La nueva mendicidad en el Sudeste Asiático es blanca, tiene iPhone y escasa vergüenza. En esa parte deprimida del globo, con zonas de hiriente pobreza, cada vez son más habituales los begpackers, un juego palabras que introduce en el término inglés de mochilero (backpacker) la variante de mendigar (beg). Son jóvenes occidentales que piden limosna, cantan en la calle o venden baratijas para sufragarse el viaje.

El fenómeno se popularizó en las redes antes de que la prensa y los gobiernos lo atendieran. Una foto muestra a una pareja, ella a la guitarra y él con la armónica, con el cartel Contribuye a nuestro viaje alrededor del mundo. Otra enseña a un joven que simplemente aguanta otro cartel: Estoy viajando por Asia sin dinero. Por favor ayúdame. Ninguna de las fotos muestra a tipos que asociaríamos con la necesidad.

Los begpackers han brotado en Tailandia, Camboya, Laos, Vietnam o Malasia, un circuito tradicional para presupuestos ajustados, e incluso en destinos elitistas como Hong Kong o Singapur. Abundan en Khao San Road, epicentro mochilero de Bangkok, que reúne hostales y tiendas de abalorios.

Ha sido precisamente Tailandia, gobernada por una Junta Militar hastiada de la barra libre del turismo, la primera en atacar el brote. Funcionarios de Inmigración en diferentes puntos de la frontera exigen al extranjero con visado de turista que pruebe que disponen de al menos 20.000 baht (509 euros) en efectivo. El escrutinio alcanza a los sospechosos de trabajar ilegalmente en el país con visado de estudiante.

Sobran razones para ir al sudeste asiático. Playas de postal y sol, parajes exuberantes, cultura milenaria, la posibilidad aún de eludir los circuitos masificados y una vasta oferta para los bolsillos menos hondos. La zona ha atraído durante décadas a mochileros que aún hoy pueden disfrutarla con un puñado de dólares diarios. Pero los begpackers suponen la degeneración del modelo.

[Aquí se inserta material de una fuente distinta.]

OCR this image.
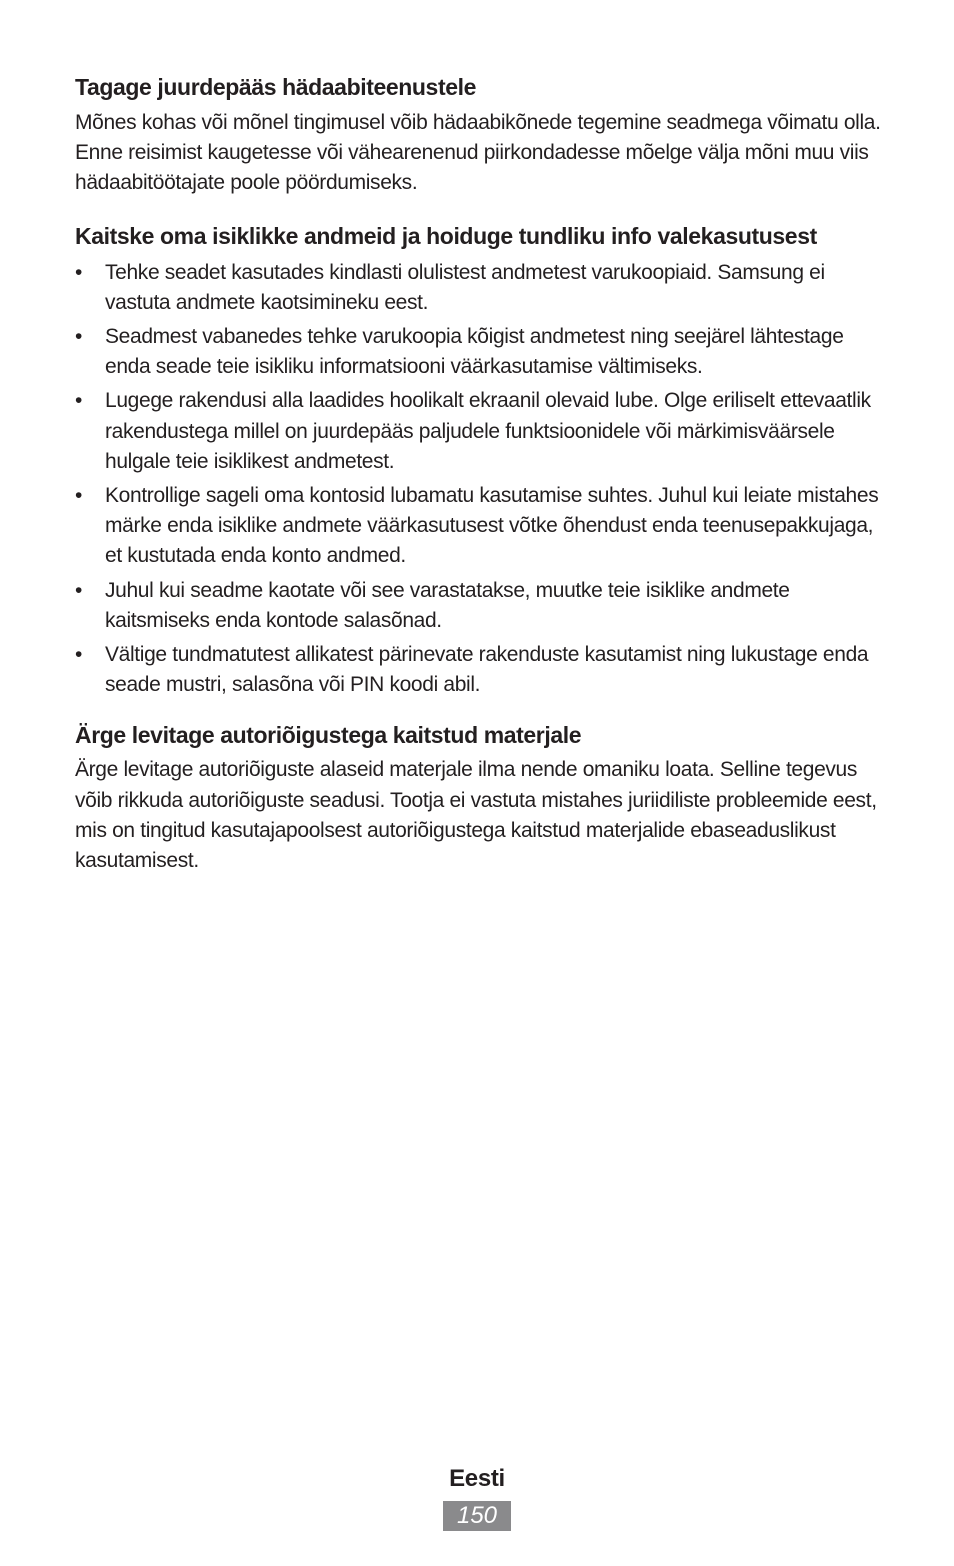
Tagage juurdepääs hädaabiteenustele

Mõnes kohas või mõnel tingimusel võib hädaabikõnede tegemine seadmega võimatu olla. Enne reisimist kaugetesse või vähearenenud piirkondadesse mõelge välja mõni muu viis hädaabitöötajate poole pöördumiseks.

Kaitske oma isiklikke andmeid ja hoiduge tundliku info valekasutusest
•	Tehke seadet kasutades kindlasti olulistest andmetest varukoopiaid. Samsung ei vastuta andmete kaotsimineku eest.
•	Seadmest vabanedes tehke varukoopia kõigist andmetest ning seejärel lähtestage enda seade teie isikliku informatsiooni väärkasutamise vältimiseks.
•	Lugege rakendusi alla laadides hoolikalt ekraanil olevaid lube. Olge eriliselt ettevaatlik rakendustega millel on juurdepääs paljudele funktsioonidele või märkimisväärsele hulgale teie isiklikest andmetest.
•	Kontrollige sageli oma kontosid lubamatu kasutamise suhtes. Juhul kui leiate mistahes märke enda isiklike andmete väärkasutusest võtke õhendust enda teenusepakkujaga, et kustutada enda konto andmed.
•	Juhul kui seadme kaotate või see varastatakse, muutke teie isiklike andmete kaitsmiseks enda kontode salasõnad.
•	Vältige tundmatutest allikatest pärinevate rakenduste kasutamist ning lukustage enda seade mustri, salasõna või PIN koodi abil.
Ärge levitage autoriõigustega kaitstud materjale

Ärge levitage autoriõiguste alaseid materjale ilma nende omaniku loata. Selline tegevus võib rikkuda autoriõiguste seadusi. Tootja ei vastuta mistahes juriidiliste probleemide eest, mis on tingitud kasutajapoolsest autoriõigustega kaitstud materjalide ebaseaduslikust kasutamisest.

Eesti
150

Los gobiernos de la zona han basculado rápidamente desde la curiosidad antropológica a la indignación por este aluvión de mendigos que se añade a los propios. La industria del turismo consiste en que los de fuera se dejen el dinero en el país y no en llevárselo. Y en paralelo a las razones económicas subyacen las éticas. Hay algo obsceno en esas clases medias del primer mundo pagándose la diversión con la generosidad de países que sudan para sacar a buena parte de su gente de la pobreza. Tipos como el ya célebre Benjamin Holst han demostrado que se puede vivir de ello. El treintañero alemán se sirve de su pierna atrofiada para acumular limosnas que gasta en cervezas y compañía en Pattaya, la ciudad-burdel tailandesa, u otros destinos del sudeste asiático. Existen alternativas para los que quieran zambullirse en la cultura local y carezcan de medios con cierta tolerancia al esfuerzo. Trabajar en hostales u oenegés, por ejemplo, suele retribuirse con alojamiento.

Louisa K, socióloga malasia, opina que los begpackers llegan arrastrados por el exotismo de unas tierras lejanas en las que encontrar su espiritualidad. «Eso convierte nuestro continente en una caricatura, en un lugar de aventuras o, en otras palabras, en el patio de recreo del hombre blanco», dijo al canal France24. La tolerancia social también revela el prestigio que disfrutan los occidentales en Asia como un legado colonial. Esos mendigos serían tratados con menos delicadeza en las grandes capitales si fueran asiáticos.

El fenómeno ha sido también debatido en las redes sociales. Un probable resumen sería que mendigar es el último y desesperado recurso del que no puede comer y no el entretenimiento de niños ricos para pagarse las cervezas en el hostal.